Forget about Symbol lookups then, what about returning a string with escaped metacharacters? Moreover, bindings to a third-party library typically take strings as arguments, and their syntax is rarely compatible with standard regular expressions (think of TextMate grammars, which are commonly powered by Oniguruma).

exceedingly rare design pattern of regex subclasses

Needing to escape a subset or superset of "special" regex characters isn't "exceedingly rare". Subclasses were only used as an example.

The very least you can do is add an optional parameter to specify characters to exclude from escaping.

ljharb commented 3 years ago

Are there existing userland patterns in JS you could point to where there's been a need to customize the escaped character list?

Alhadis commented 3 years ago

What are you referring to by "userland", exactly?

The crux of the issue is there's no way to safely return a string that's escaped consistently with RegExp.escape. Unescaping certain sequences can always come afterwards, I suppose.

ljharb commented 3 years ago

I mean, outside the language - typically, a package on npm in common usage.

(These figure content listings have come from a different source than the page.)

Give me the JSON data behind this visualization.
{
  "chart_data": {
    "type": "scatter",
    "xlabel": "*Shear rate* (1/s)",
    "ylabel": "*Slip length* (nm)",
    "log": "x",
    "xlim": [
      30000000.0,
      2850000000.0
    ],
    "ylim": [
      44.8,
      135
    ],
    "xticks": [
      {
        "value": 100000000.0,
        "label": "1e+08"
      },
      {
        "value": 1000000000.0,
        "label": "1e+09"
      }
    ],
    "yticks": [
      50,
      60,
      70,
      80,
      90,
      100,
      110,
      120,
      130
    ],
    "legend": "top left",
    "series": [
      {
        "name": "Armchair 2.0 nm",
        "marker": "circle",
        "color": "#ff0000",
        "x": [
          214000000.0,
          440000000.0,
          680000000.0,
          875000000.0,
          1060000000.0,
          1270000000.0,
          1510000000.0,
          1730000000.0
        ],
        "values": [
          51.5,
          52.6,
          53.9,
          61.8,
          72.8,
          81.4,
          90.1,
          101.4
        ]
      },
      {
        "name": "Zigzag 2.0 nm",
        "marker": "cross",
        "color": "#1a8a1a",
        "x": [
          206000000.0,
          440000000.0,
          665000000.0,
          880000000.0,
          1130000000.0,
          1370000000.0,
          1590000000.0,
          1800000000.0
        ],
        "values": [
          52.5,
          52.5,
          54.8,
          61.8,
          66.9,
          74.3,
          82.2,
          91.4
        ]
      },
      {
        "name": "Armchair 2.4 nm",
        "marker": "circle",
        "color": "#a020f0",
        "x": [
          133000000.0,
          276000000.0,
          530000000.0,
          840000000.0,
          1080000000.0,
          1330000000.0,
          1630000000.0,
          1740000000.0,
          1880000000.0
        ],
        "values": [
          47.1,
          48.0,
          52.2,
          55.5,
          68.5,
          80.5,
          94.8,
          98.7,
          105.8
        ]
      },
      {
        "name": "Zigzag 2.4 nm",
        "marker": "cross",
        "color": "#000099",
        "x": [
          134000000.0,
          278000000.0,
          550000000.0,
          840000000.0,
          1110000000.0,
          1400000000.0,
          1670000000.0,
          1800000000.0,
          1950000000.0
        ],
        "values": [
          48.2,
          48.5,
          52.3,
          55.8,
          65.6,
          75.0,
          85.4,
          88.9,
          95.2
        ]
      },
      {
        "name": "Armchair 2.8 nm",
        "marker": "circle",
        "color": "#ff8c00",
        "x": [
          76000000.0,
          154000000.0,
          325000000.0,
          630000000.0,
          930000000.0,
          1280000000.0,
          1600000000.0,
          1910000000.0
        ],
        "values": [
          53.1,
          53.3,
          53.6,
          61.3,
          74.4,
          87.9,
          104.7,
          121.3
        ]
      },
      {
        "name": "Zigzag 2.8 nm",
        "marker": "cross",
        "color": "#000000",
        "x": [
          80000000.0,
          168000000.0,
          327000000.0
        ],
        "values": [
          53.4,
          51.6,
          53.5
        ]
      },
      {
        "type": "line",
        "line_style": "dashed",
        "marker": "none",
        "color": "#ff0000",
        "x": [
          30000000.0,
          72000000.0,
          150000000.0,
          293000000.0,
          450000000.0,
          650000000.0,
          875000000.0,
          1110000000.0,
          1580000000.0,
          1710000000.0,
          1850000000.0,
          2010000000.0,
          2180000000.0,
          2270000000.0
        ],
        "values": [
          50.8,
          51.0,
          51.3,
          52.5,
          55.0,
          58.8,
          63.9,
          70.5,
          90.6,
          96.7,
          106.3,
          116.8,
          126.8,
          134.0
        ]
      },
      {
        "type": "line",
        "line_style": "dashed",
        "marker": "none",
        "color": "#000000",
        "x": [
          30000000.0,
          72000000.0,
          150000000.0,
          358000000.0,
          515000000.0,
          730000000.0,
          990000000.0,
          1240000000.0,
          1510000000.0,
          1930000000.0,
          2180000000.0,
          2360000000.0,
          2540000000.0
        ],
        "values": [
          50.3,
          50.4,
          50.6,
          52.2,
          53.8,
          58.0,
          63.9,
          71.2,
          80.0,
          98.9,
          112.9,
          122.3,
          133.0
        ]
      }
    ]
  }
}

Alhadis commented 3 years ago

I wouldn't know. It's been years since I've used NPM (or any other package manager) for anything other than globally-installing a command-line tool, so whatever flavour-of-the-month is doing its rounds in the ecosystem at the moment is completely unknown to me.

ljharb commented 3 years ago

Then in the absence of any demonstrated need for this pattern, and given the reasons I've outlined above, I'll close this for now.